A empresa enxerga o robô como um assistente versátil, projetado para atuar em casas, hospitais e fábricas, executando tarefas repetitivas com precisão incansável. Imagine o G1 carregando suprimentos em um hospital, organizando estoques em uma linha de produção ou até ajudando com tarefas domésticas – tudo isso sem pausas para café ou reclamações. Segundo a Unitree, o foco é transformar robôs humanóides em companheiros úteis para o dia a dia, e o domínio das artes marciais é apenas uma demonstração do controle avançado de movimento e estabilidade que o G1 oferece.

o G1 custa US$ 16.000 na sua versão básica

O preço? Bem, prepare o bolso: o G1 custa US$ 16.000 na sua versão básica. É um valor considerável, mas, em comparação com outros robôs humanóides no mercado, como o Figure 02 (US$ 59.000) ou o Optimus da Tesla (estimado entre US$ 20.000 e US$ 30.000), o G1 é surpreendentemente acessível.

Ele vem equipado com sensores 3D LiDAR e câmeras de profundidade para percepção ambiental, além de mãos dextras com controle de força que simulam a precisão humana. Com 1,32 metro de altura e pesando 35 kg, o robô ainda pode ser dobrado para um tamanho compacto, facilitando o armazenamento. Para quem sonha com um parceiro de treino robótico ou um ajudante high-tech, esse preço pode até parecer um investimento.

A ascensão do G1 reflete uma tendência maior na robótica chinesa. A Unitree, que também é conhecida por seus robôs quadrúpedes como o Go2, está na vanguarda de uma corrida tecnológica que coloca a China em competição direta com gigantes ocidentais como Boston Dynamics e Tesla. Em janeiro de 2025, o G1 já havia aparecido no CES, mostrando suas habilidades de caminhada e corrida.

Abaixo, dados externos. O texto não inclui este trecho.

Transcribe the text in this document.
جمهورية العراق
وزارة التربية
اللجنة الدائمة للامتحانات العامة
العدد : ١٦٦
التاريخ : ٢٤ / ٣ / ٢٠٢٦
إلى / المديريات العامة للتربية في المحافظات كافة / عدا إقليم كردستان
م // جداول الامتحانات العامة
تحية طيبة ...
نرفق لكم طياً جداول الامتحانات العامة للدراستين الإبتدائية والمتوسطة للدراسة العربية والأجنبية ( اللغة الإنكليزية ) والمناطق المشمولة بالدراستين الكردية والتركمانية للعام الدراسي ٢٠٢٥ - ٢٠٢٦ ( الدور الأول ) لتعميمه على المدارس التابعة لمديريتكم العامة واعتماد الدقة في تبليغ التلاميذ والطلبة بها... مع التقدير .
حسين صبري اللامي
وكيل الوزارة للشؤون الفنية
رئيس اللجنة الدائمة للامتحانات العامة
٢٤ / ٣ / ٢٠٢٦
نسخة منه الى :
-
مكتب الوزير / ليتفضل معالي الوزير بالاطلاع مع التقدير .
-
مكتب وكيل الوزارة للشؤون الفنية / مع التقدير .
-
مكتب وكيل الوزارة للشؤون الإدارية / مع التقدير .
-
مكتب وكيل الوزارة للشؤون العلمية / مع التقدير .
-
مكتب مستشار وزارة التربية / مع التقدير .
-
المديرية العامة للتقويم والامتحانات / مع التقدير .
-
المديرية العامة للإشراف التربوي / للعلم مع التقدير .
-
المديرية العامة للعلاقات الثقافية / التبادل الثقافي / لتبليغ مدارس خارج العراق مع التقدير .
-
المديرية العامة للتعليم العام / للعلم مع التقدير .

Pouco depois, durante o Spring Festival Gala – o evento de Ano Novo Lunar assistido por mais de um bilhão de pessoas –, ele impressionou com danças sincronizadas.

Agora, com o kung-fu no repertório, o G1 prova que a Unitree está apostando alto na combinação de inteligência artificial e mobilidade avançada.

A empresa também adotou uma abordagem open-source, disponibilizando algoritmos e dados de movimento em plataformas como GitHub, o que pode acelerar o desenvolvimento global de robôs humanóides. Esse movimento ecoa o sucesso de iniciativas como o DeepSeek na área de IA, sugerindo que a China quer liderar não só na produção, mas também na colaboração tecnológica. Ainda assim, a Unitree é cautelosa: o aviso contra ensinar combate ao G1 mostra uma preocupação ética em meio ao entusiasmo.